La “guerra dei bottoni”. Che si parli di bombe ad idrogeno, di missili ipersonici o di droni lanciagranate l’aspetto comune a queste armi è l’utilizzo della tecnologia. In tutti i casi, infatti, l’ordigno viene teleguidato da un operatore umano che si trova a centinaia di metri o addirittura chilometri di distanza, o meglio ancora è lo strumento esplosivo che si autogestisce mediante l’intelligenza artificiale impostata in precedenza. È una versione moderna della concezione della guerra, in cui vengono impiegati meno uomini, quando possibile, facendo ricorso al progresso tecnologico e all’ingegneria. Gli strumenti tecnologici permettono oggi alle potenze mondiali di avere anche una visione dei nemici ad ampissimo raggio, grazie agli strumenti di rilevazione (radar, satelliti-spia, intercettazioni radio, internet) che hanno rivoluzionato anche lo spionaggio e il lavoro dei servizi segreti. A questi si aggiungono poi i fondamentali mezzi UGV (Unmanned Ground Vehicle), veicoli senza equipaggio umano e pilotati a distanza per eseguire ricognizioni, o per offrire supporto alle unità mobili.
Armi difensive: lo scudo protettivo dei cieli israeliani. Concludiamo con le armi progettate a fin di bene, cioè per la difesa diretta delle città e dei loro abitanti. Per ridurre al minimo i danni provocati dal lancio di razzi dalla Cisgiordania, dalla Siria, dal Libano e dalla striscia di Gaza (praticamente da tutte le direzioni) contro Israele, dal 2011 è operativo Iron Dome (in inglese Cupola di ferro), un sistema mobile difensivo altamente tecnologico e intelligente in grado di intercettare razzi, proiettili d’artiglieria e missili balistici in avvicinamento sulle zone abitate dello stato israeliano. Come funziona? Succede tutto in tre fasi: attraverso un radar vengono individuati gli oggetti volanti potenzialmente offensivi in avvicinamento, subito dopo viene trasferita l’informazione ad un sistema di gestione che ne calcola la traiettoria, e infine l’unità di fuoco di Iron Dome memorizza le informazioni ricevute dal radar e dal sistema di gestione per lanciare dei missili intercettori (chiamati Tamir e pesanti 90 kg ciascuno), dotati di sensori elettro-ottici che gli permettono di cambiare direzione e di avvicinarsi autonomamente al bersaglio, per colpirlo prima che esso raggiunga il suolo.
Una terza guerra mondiale avrebbe conseguenze devastanti?
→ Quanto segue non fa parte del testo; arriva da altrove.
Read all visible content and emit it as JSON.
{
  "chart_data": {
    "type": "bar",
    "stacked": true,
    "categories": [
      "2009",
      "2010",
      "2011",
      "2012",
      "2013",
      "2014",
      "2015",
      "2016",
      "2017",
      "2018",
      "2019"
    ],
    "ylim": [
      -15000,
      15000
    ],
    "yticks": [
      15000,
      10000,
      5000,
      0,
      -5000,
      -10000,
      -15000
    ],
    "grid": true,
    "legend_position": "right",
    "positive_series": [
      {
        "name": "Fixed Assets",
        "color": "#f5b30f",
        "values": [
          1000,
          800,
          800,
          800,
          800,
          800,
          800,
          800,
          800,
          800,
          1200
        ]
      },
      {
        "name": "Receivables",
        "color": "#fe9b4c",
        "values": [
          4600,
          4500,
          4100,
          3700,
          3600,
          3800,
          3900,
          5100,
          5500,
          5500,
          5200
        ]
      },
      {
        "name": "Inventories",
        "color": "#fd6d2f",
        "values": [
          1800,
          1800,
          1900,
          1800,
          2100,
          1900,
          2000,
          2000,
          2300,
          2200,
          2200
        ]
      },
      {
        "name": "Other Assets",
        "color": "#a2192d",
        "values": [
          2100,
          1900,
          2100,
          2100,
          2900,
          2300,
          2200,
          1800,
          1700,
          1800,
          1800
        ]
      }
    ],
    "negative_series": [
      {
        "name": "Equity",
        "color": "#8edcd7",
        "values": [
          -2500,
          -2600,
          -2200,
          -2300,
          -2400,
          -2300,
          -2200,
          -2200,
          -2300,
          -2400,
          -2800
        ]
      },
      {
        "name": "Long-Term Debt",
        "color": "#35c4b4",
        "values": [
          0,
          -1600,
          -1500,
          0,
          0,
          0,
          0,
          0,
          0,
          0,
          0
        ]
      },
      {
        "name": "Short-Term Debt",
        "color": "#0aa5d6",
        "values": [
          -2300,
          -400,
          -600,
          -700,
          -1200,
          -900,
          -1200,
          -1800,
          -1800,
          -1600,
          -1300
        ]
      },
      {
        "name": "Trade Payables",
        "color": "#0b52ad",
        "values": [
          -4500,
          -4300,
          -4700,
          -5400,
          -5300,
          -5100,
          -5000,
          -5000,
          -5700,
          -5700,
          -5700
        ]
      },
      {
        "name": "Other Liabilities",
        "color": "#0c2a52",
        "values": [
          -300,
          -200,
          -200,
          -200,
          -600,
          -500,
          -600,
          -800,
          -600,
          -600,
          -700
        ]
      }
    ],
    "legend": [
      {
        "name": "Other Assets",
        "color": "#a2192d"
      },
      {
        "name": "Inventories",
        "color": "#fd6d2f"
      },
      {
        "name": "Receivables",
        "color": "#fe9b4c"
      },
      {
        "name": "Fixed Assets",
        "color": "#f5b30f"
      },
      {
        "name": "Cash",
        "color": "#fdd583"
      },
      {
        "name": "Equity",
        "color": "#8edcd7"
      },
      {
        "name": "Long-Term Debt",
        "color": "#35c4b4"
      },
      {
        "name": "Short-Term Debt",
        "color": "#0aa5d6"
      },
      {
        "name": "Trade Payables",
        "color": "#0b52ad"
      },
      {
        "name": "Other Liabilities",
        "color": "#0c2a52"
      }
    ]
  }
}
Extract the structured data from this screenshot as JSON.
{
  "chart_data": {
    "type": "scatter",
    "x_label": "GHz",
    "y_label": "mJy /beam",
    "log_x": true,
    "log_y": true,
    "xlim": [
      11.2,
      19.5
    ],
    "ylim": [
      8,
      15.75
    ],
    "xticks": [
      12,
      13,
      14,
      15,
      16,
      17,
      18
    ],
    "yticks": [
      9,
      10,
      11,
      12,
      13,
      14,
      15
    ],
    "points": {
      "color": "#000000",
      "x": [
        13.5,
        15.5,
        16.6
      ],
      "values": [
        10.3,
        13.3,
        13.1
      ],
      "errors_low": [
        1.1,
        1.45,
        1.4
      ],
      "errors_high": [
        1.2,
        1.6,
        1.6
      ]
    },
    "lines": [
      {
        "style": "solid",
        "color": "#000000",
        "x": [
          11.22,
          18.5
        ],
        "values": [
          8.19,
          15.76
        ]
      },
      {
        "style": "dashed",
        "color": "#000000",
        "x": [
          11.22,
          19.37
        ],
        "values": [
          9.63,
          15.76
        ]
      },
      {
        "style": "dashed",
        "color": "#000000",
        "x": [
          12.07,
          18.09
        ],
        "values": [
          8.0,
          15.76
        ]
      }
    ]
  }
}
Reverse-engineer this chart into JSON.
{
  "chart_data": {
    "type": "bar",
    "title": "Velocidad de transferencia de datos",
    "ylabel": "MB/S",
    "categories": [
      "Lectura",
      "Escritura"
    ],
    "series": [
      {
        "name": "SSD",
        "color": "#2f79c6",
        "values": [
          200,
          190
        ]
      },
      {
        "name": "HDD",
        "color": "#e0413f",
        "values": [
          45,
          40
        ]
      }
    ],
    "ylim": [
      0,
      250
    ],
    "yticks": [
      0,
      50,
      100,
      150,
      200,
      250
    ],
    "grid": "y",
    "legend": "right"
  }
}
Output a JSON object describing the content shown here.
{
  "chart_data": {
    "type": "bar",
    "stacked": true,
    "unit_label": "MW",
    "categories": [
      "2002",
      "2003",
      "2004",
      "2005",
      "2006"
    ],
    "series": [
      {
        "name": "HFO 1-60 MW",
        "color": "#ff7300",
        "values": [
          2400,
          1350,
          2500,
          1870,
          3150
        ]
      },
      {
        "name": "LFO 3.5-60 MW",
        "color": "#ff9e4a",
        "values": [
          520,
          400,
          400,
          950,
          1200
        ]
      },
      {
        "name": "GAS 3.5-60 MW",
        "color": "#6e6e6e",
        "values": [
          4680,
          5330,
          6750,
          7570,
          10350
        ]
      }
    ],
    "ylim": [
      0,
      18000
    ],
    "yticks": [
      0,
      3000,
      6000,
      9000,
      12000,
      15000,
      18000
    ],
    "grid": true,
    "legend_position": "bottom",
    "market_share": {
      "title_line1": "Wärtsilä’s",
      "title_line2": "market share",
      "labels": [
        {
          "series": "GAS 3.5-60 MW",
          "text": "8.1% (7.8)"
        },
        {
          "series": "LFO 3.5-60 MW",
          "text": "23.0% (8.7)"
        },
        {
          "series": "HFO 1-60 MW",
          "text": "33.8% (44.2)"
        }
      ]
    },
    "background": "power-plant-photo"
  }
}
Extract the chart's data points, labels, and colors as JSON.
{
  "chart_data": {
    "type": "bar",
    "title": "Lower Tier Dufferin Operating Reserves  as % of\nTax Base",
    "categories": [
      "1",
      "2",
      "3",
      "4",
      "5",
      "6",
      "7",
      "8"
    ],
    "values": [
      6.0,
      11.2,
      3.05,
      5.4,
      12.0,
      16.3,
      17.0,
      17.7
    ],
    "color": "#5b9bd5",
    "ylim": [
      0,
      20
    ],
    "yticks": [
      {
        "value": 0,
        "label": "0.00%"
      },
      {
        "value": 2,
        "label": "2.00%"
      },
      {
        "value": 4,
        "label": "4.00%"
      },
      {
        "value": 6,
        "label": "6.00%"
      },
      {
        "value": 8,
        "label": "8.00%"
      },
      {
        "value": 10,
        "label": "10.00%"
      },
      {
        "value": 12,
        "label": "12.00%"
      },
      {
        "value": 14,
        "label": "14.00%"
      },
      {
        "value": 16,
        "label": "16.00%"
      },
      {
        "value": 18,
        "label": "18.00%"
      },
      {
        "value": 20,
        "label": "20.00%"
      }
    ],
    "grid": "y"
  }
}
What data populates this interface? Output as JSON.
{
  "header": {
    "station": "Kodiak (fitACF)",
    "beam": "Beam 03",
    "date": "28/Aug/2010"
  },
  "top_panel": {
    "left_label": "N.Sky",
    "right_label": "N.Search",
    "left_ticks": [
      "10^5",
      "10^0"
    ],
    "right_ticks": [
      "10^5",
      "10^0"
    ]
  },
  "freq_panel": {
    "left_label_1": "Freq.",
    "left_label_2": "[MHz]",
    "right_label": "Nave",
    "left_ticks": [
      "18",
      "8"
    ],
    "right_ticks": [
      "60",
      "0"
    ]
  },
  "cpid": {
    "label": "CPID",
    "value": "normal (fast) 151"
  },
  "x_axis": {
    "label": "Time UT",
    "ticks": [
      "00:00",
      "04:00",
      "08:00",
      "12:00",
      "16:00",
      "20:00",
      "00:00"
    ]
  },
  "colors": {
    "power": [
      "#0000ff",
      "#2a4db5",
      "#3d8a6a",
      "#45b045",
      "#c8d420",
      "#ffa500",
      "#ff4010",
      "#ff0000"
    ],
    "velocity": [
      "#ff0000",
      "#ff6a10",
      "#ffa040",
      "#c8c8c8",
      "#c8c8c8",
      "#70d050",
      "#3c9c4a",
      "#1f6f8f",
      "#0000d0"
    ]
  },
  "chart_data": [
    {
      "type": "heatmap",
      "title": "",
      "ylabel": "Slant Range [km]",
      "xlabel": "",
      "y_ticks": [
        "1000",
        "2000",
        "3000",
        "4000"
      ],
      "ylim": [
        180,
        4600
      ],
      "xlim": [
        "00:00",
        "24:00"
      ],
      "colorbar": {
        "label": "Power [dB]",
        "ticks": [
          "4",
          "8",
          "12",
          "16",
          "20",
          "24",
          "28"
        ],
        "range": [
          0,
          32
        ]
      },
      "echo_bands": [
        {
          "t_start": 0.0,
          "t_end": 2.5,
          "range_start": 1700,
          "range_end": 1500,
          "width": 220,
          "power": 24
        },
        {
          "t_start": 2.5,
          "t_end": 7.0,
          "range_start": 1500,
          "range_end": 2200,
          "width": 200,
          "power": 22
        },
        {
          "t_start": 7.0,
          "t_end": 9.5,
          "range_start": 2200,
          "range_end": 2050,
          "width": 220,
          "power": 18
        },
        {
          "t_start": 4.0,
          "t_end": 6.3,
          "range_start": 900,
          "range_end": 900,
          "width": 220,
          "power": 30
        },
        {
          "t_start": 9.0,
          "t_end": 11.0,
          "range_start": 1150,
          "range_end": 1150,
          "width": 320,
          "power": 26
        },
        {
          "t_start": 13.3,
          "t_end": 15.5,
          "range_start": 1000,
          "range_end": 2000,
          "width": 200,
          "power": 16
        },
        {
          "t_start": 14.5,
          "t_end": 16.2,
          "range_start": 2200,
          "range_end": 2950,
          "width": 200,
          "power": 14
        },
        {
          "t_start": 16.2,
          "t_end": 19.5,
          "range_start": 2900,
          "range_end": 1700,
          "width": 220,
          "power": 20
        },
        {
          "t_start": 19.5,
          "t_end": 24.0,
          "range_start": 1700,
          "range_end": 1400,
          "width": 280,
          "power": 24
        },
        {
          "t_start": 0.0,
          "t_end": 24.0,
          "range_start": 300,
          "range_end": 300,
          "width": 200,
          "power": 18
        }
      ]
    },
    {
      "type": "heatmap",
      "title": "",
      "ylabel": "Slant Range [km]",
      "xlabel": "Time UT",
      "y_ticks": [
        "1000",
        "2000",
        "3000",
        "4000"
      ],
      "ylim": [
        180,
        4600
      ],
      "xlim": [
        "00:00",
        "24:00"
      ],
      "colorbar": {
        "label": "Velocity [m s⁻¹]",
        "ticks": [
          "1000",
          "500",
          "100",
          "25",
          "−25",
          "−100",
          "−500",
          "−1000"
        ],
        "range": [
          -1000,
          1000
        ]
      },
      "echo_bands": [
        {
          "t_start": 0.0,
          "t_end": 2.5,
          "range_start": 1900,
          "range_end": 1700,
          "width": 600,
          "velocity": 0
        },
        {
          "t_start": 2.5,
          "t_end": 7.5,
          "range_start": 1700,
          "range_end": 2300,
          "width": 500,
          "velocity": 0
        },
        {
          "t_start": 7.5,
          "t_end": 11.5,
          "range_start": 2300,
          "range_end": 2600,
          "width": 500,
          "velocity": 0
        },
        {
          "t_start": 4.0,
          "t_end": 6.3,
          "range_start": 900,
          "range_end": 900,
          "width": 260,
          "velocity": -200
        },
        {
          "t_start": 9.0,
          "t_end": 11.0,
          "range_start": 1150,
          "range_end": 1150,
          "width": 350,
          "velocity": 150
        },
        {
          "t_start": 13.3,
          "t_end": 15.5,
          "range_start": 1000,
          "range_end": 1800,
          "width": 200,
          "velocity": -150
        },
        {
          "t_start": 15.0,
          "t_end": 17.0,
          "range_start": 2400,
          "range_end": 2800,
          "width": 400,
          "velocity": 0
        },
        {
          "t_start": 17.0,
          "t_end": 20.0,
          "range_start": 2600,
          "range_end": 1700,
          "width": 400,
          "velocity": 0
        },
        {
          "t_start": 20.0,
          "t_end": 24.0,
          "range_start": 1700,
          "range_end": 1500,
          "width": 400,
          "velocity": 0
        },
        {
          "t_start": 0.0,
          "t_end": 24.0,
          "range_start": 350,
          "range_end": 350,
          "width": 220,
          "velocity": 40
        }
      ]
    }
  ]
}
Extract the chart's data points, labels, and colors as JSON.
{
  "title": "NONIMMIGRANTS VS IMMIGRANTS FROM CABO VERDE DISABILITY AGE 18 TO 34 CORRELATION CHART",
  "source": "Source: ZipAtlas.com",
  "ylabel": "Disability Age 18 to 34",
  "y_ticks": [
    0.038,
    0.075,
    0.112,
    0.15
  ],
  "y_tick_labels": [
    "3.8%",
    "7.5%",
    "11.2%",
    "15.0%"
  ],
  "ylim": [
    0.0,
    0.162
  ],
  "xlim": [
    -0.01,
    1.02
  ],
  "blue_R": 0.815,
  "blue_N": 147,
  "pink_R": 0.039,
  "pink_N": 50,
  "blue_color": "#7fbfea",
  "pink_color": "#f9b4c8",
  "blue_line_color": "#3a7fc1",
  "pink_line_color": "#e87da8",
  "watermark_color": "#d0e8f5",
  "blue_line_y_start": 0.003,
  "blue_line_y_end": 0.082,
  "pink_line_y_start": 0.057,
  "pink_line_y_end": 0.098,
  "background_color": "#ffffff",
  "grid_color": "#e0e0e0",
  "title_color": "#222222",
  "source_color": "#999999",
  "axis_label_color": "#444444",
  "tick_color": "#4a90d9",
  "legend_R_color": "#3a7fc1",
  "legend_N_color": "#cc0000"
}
La risposta è veramente difficile da dare, e certamente dipende da chi ha il compito di gestire le armi distruttive che sono state concepite dalla mente dell’uomo. Il numero di ordigni nucleari custoditi oggi in giro per il mondo destano notevole preoccupazione, poiché potrebbero generare uno scenario apocalittico, se utilizzati tutti insieme. Come sempre bisogna rimanere ottimisti, e sperare che la pace e il buon senso possano avere la meglio sulle mire bellicose di certi leader potenti, che oggi si prendono la libertà di minacciare l’uso di chissà quale arma tecnologica di ultima generazione in grado di spazzare via città o regioni intere del nostro pianeta in pochi secondi.